70 bad exit nodes used in attack against Tor-based SIGAINT
Darknet email service SIGAINT, which aims to provide email privacy to journalists, has been targeted by unknown attackers using at least 70 bad exit nodes, the service’s administrator has shared on the tor-talk mailing list on Thursday.
“The attacker had been trying various exploits against our infrastructure over the past few months. Our exploit mitigations have been sounding various alarms. We are confident that they didn’t get in,” the admin noted. “It looks like they resorted to rewriting the .onion URL located on sigaint.org to one of theirs so they could MITM logins and spy in real-time.”
He noted that the attacker was apparently not after passwords, although they likely have compromised some.
“I think we are being targeted by some agency here. That’s a lot of exit nodes,” he commented, but added that implementing SSL on sigaint.org is not a definitive solution in that particular case, as state-actors usually have the possibility of creating a rogue certificate to use in their MITM efforts through a certificate authority they “own.”
The bad nodes have been added to the BadExit list shortly, so the good news is that they won’t be used again.
Roger Dingledine, head of the Tor Project, and Seth Schoen, senior staff technologist at the Electronic Frontier Foundation, commented that implementing SSL on sigaint.org is a good idea, and that it could be a great way of identifying bad certificate authorities.
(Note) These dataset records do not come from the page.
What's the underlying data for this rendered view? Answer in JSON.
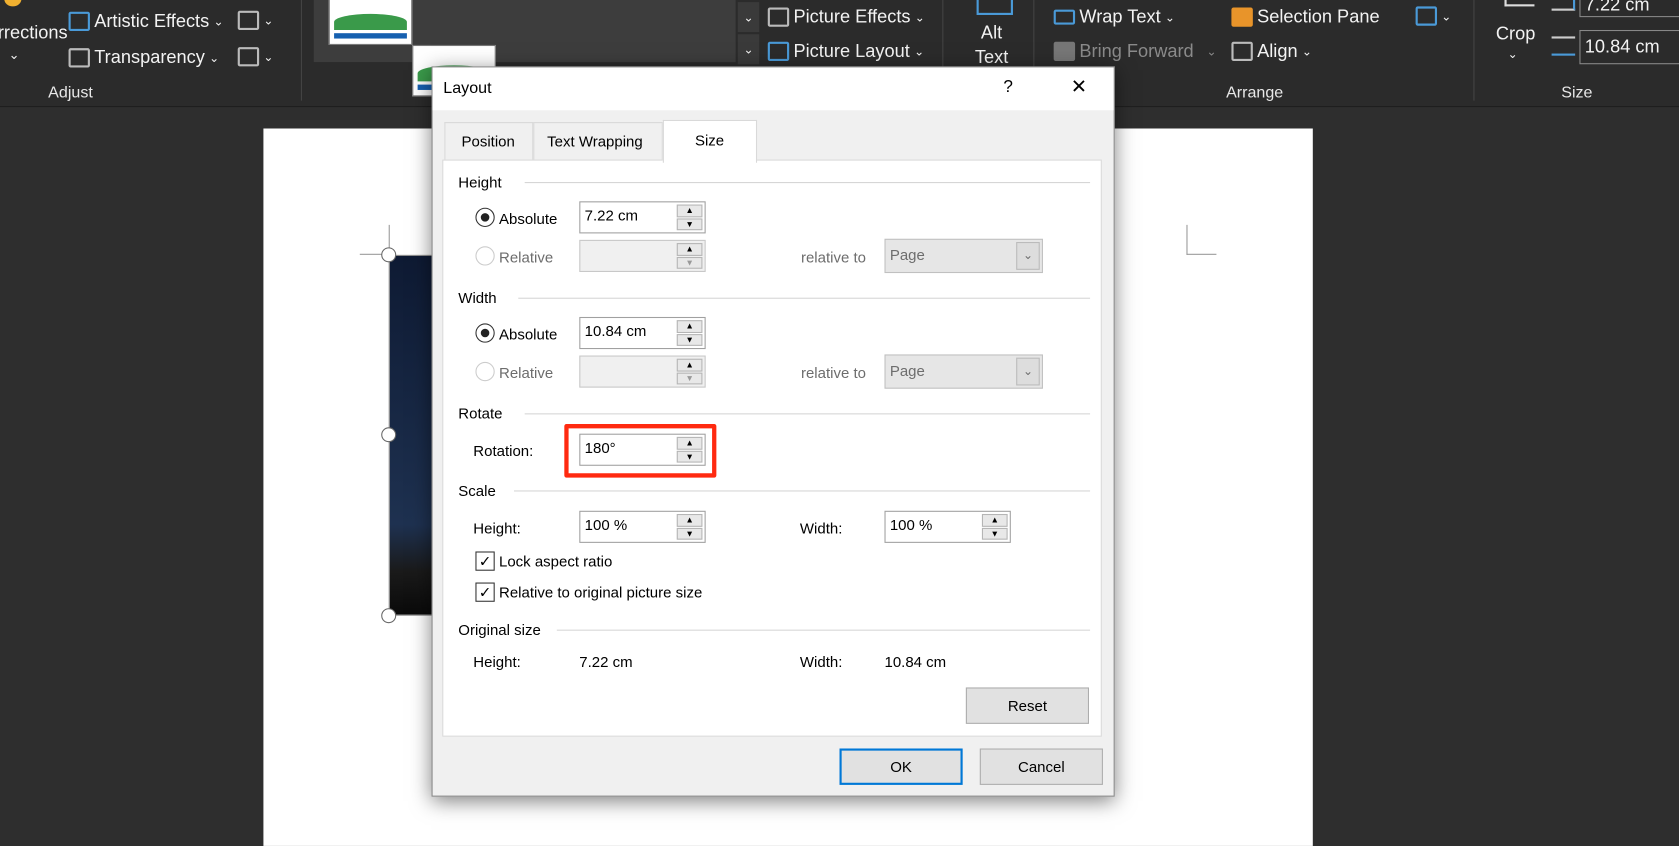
{
  "ribbon": {
    "corrections_label": "rrections",
    "artistic_effects": "Artistic Effects",
    "transparency": "Transparency",
    "adjust_group": "Adjust",
    "picture_effects": "Picture Effects",
    "picture_layout": "Picture Layout",
    "alt_text_1": "Alt",
    "alt_text_2": "Text",
    "wrap_text": "Wrap Text",
    "bring_forward": "Bring Forward",
    "selection_pane": "Selection Pane",
    "align": "Align",
    "arrange_group": "Arrange",
    "crop": "Crop",
    "height_value": "7.22 cm",
    "width_value": "10.84 cm",
    "size_group": "Size"
  },
  "dialog": {
    "title": "Layout",
    "help": "?",
    "close": "✕",
    "tabs": [
      {
        "label": "Position",
        "active": false
      },
      {
        "label": "Text Wrapping",
        "active": false
      },
      {
        "label": "Size",
        "active": true
      }
    ],
    "height": {
      "section": "Height",
      "absolute_label": "Absolute",
      "absolute_value": "7.22 cm",
      "relative_label": "Relative",
      "relative_value": "",
      "relative_to_label": "relative to",
      "relative_to_value": "Page"
    },
    "width": {
      "section": "Width",
      "absolute_label": "Absolute",
      "absolute_value": "10.84 cm",
      "relative_label": "Relative",
      "relative_value": "",
      "relative_to_label": "relative to",
      "relative_to_value": "Page"
    },
    "rotate": {
      "section": "Rotate",
      "rotation_label": "Rotation:",
      "rotation_value": "180°",
      "highlight_color": "#ff2a10"
    },
    "scale": {
      "section": "Scale",
      "height_label": "Height:",
      "height_value": "100 %",
      "width_label": "Width:",
      "width_value": "100 %",
      "lock_aspect": "Lock aspect ratio",
      "lock_aspect_checked": true,
      "relative_original": "Relative to original picture size",
      "relative_original_checked": true
    },
    "original": {
      "section": "Original size",
      "height_label": "Height:",
      "height_value": "7.22 cm",
      "width_label": "Width:",
      "width_value": "10.84 cm"
    },
    "reset": "Reset",
    "ok": "OK",
    "cancel": "Cancel"
  }
}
Further discussion revealed that at that moment, these bad nodes represented around 6 percent of the total number of nodes, and there was a 2.7 percent chance they would be used as exits.
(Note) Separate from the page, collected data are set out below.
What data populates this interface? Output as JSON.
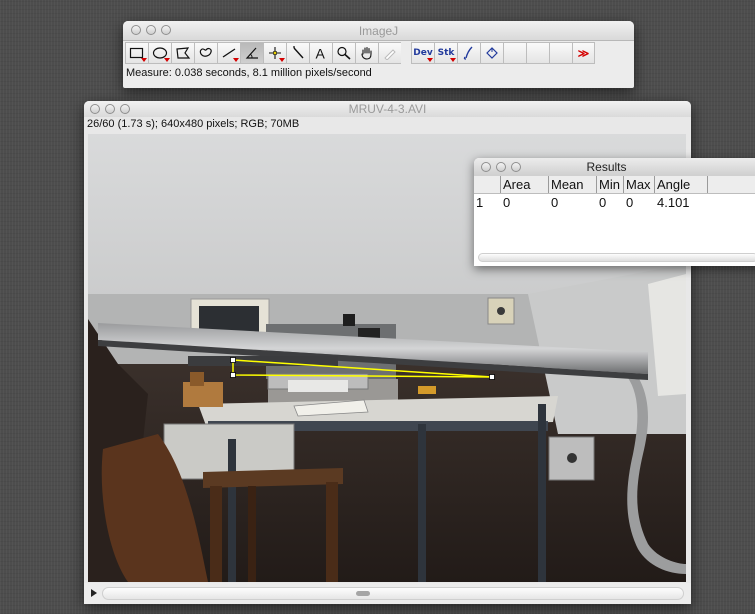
{
  "imagej": {
    "title": "ImageJ",
    "status": "Measure: 0.038 seconds, 8.1 million pixels/second",
    "tools": [
      {
        "name": "rectangle-tool",
        "icon": "rectangle-icon"
      },
      {
        "name": "oval-tool",
        "icon": "oval-icon"
      },
      {
        "name": "polygon-tool",
        "icon": "polygon-icon"
      },
      {
        "name": "freehand-tool",
        "icon": "freehand-icon"
      },
      {
        "name": "line-tool",
        "icon": "line-icon"
      },
      {
        "name": "angle-tool",
        "icon": "angle-icon",
        "selected": true
      },
      {
        "name": "point-tool",
        "icon": "crosshair-icon"
      },
      {
        "name": "wand-tool",
        "icon": "wand-icon"
      },
      {
        "name": "text-tool",
        "icon": "text-icon"
      },
      {
        "name": "magnifier-tool",
        "icon": "magnifier-icon"
      },
      {
        "name": "hand-tool",
        "icon": "hand-icon"
      },
      {
        "name": "color-picker-tool",
        "icon": "dropper-icon"
      }
    ],
    "dev_label": "Dev",
    "stk_label": "Stk",
    "more_label": "≫"
  },
  "image_window": {
    "title": "MRUV-4-3.AVI",
    "info": "26/60 (1.73 s); 640x480 pixels; RGB; 70MB"
  },
  "results": {
    "title": "Results",
    "columns": [
      "",
      "Area",
      "Mean",
      "Min",
      "Max",
      "Angle",
      ""
    ],
    "rows": [
      [
        "1",
        "0",
        "0",
        "0",
        "0",
        "4.101",
        ""
      ]
    ]
  },
  "colors": {
    "angle_selection": "#ffff00",
    "red_arrow": "#d40000",
    "plugin_text": "#223a9c"
  }
}
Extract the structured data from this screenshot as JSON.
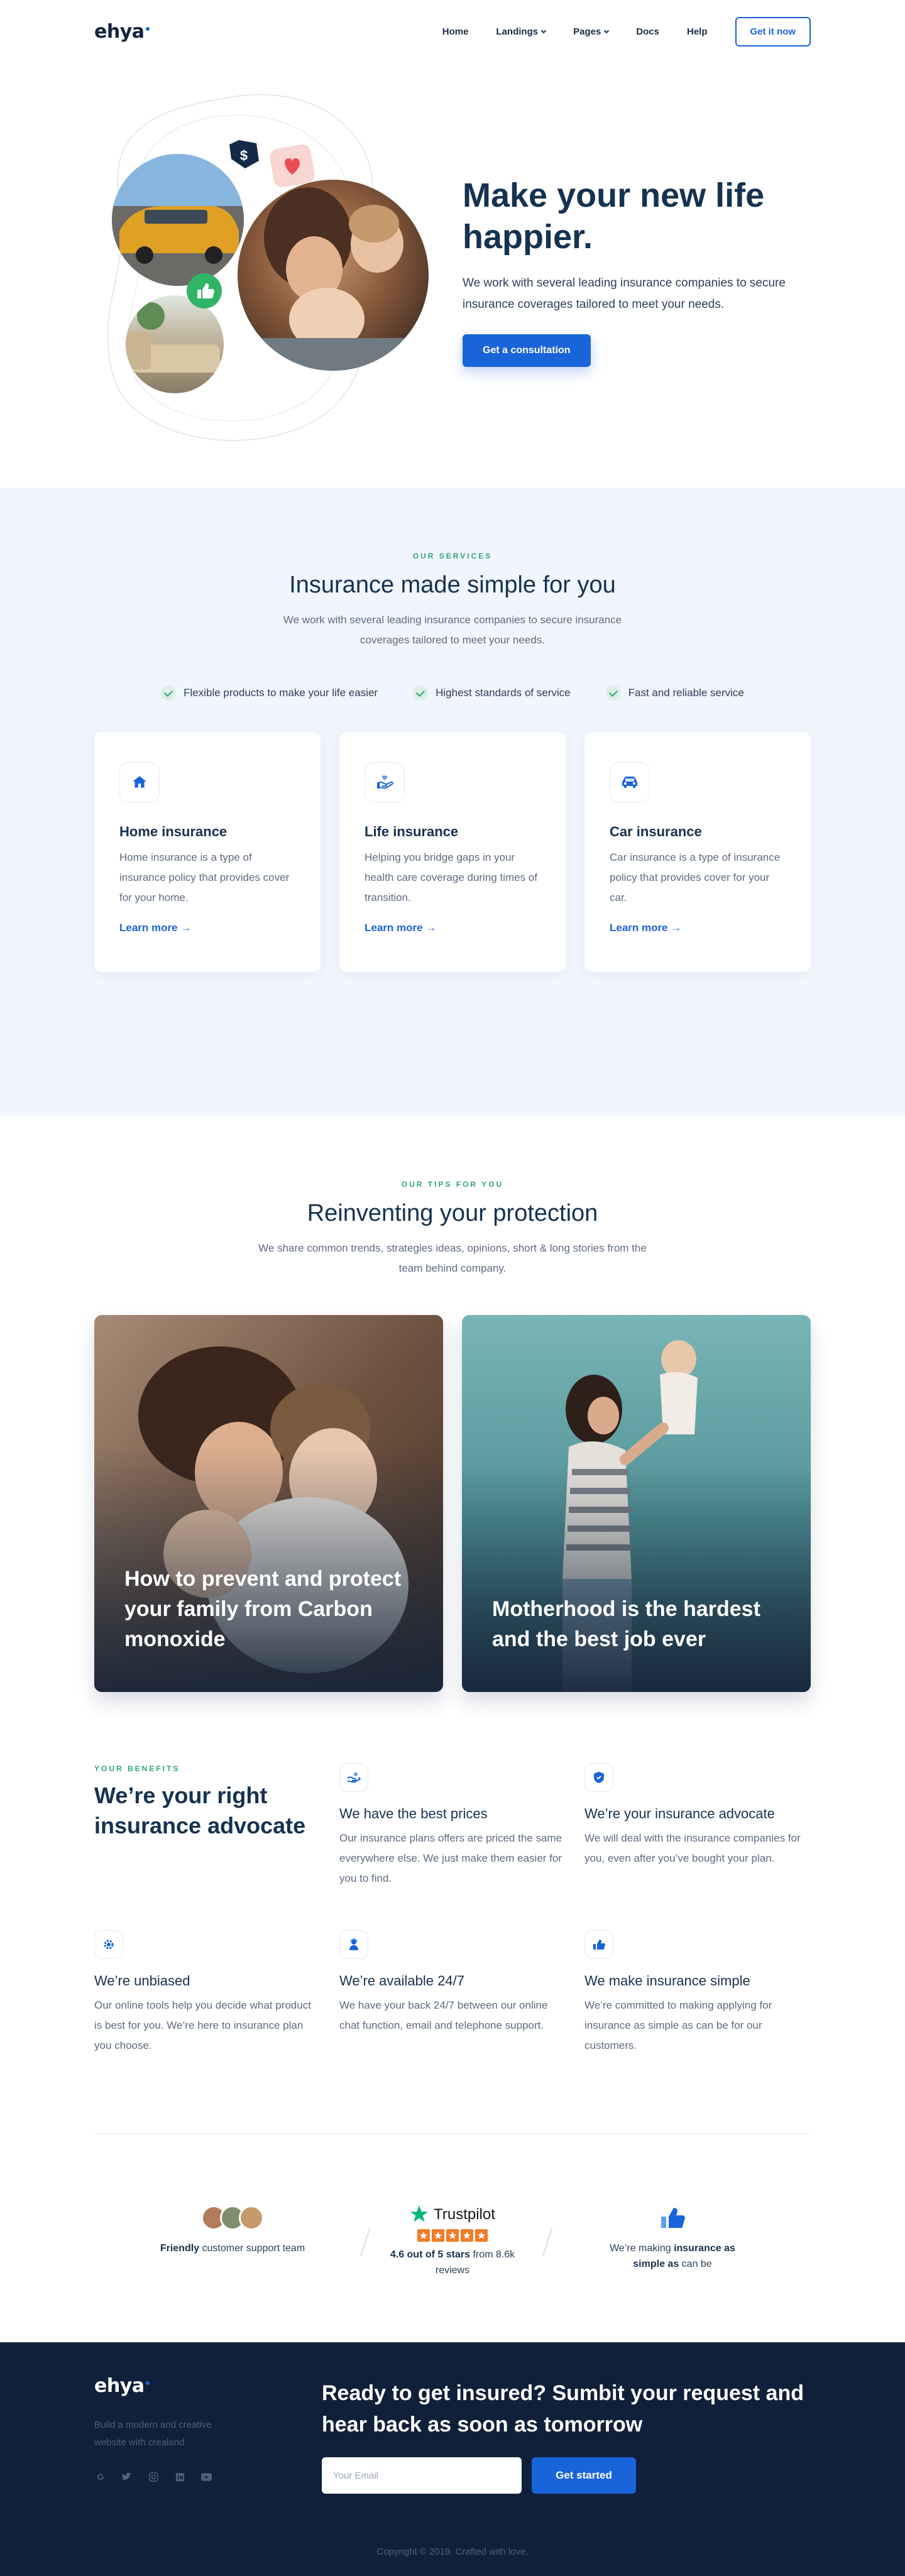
{
  "nav": {
    "logo": "ehya",
    "links": [
      "Home",
      "Landings",
      "Pages",
      "Docs",
      "Help"
    ],
    "cta": "Get it now"
  },
  "hero": {
    "title": "Make your new life happier.",
    "subtitle": "We work with several leading insurance companies to secure insurance coverages tailored to meet your needs.",
    "cta": "Get a consultation"
  },
  "services": {
    "eyebrow": "OUR SERVICES",
    "title": "Insurance made simple for you",
    "subtitle": "We work with several leading insurance companies to secure insurance coverages tailored to meet your needs.",
    "features": [
      "Flexible products to make your life easier",
      "Highest standards of service",
      "Fast and reliable service"
    ],
    "cards": [
      {
        "title": "Home insurance",
        "text": "Home insurance is a type of insurance policy that provides cover for your home.",
        "link": "Learn more",
        "icon": "house-icon"
      },
      {
        "title": "Life insurance",
        "text": "Helping you bridge gaps in your health care coverage during times of transition.",
        "link": "Learn more",
        "icon": "hand-heart-icon"
      },
      {
        "title": "Car insurance",
        "text": "Car insurance is a type of insurance policy that provides cover for your car.",
        "link": "Learn more",
        "icon": "car-icon"
      }
    ]
  },
  "tips": {
    "eyebrow": "OUR TIPS FOR YOU",
    "title": "Reinventing your protection",
    "subtitle": "We share common trends, strategies ideas, opinions, short & long stories from the team behind company.",
    "posts": [
      {
        "title": "How to prevent and protect your family from Carbon monoxide"
      },
      {
        "title": "Motherhood is the hardest and the best job ever"
      }
    ]
  },
  "benefits": {
    "eyebrow": "YOUR BENEFITS",
    "title": "We’re your right insurance advocate",
    "items": [
      {
        "title": "We have the best prices",
        "text": "Our insurance plans offers are priced the same everywhere else. We just make them easier for you to find.",
        "icon": "hand-coin-icon"
      },
      {
        "title": "We’re your insurance advocate",
        "text": "We will deal with the insurance companies for you, even after you’ve bought your plan.",
        "icon": "shield-icon"
      },
      {
        "title": "We’re unbiased",
        "text": "Our online tools help you decide what product is best for you. We’re here to insurance plan you choose.",
        "icon": "gear-icon"
      },
      {
        "title": "We’re available 24/7",
        "text": "We have your back 24/7 between our online chat function, email and telephone support.",
        "icon": "support-agent-icon"
      },
      {
        "title": "We make insurance simple",
        "text": "We’re committed to making applying for insurance as simple as can be for our customers.",
        "icon": "thumbs-up-icon"
      }
    ]
  },
  "proof": {
    "support_bold": "Friendly",
    "support_rest": " customer support team",
    "trustpilot_brand": "Trustpilot",
    "rating_bold": "4.6 out of 5 stars",
    "rating_rest": " from 8.6k reviews",
    "rating_value": 4.6,
    "simple_pre": "We’re making ",
    "simple_bold": "insurance as simple as",
    "simple_post": " can be"
  },
  "footer": {
    "logo": "ehya",
    "description": "Build a modern and creative website with crealand",
    "cta_title": "Ready to get insured? Sumbit your request and hear back as soon as tomorrow",
    "email_placeholder": "Your Email",
    "button": "Get started",
    "copyright": "Copyright © 2019. Crafted with love."
  },
  "colors": {
    "accent": "#1a64d9",
    "green": "#2ea86f",
    "navy": "#10203a",
    "services_bg": "#f1f5fd",
    "heart": "#ec4b56",
    "star": "#ef7d26"
  }
}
“Almost all of them were younger than one month and they seem to have joined the network in small batches,” noted Philipp Winter, a researcher who deals with Tor network censorship attempts. The bad nodes have been tied to nine different hosting services.
“We have been coordinating with the Tor Project and the issue is largely solved,” a person seemingly involved with the project said on Reddit. “What surprised us was the extent to which SIGAINT was targeted. Some questions still remain. Expect more news soon.”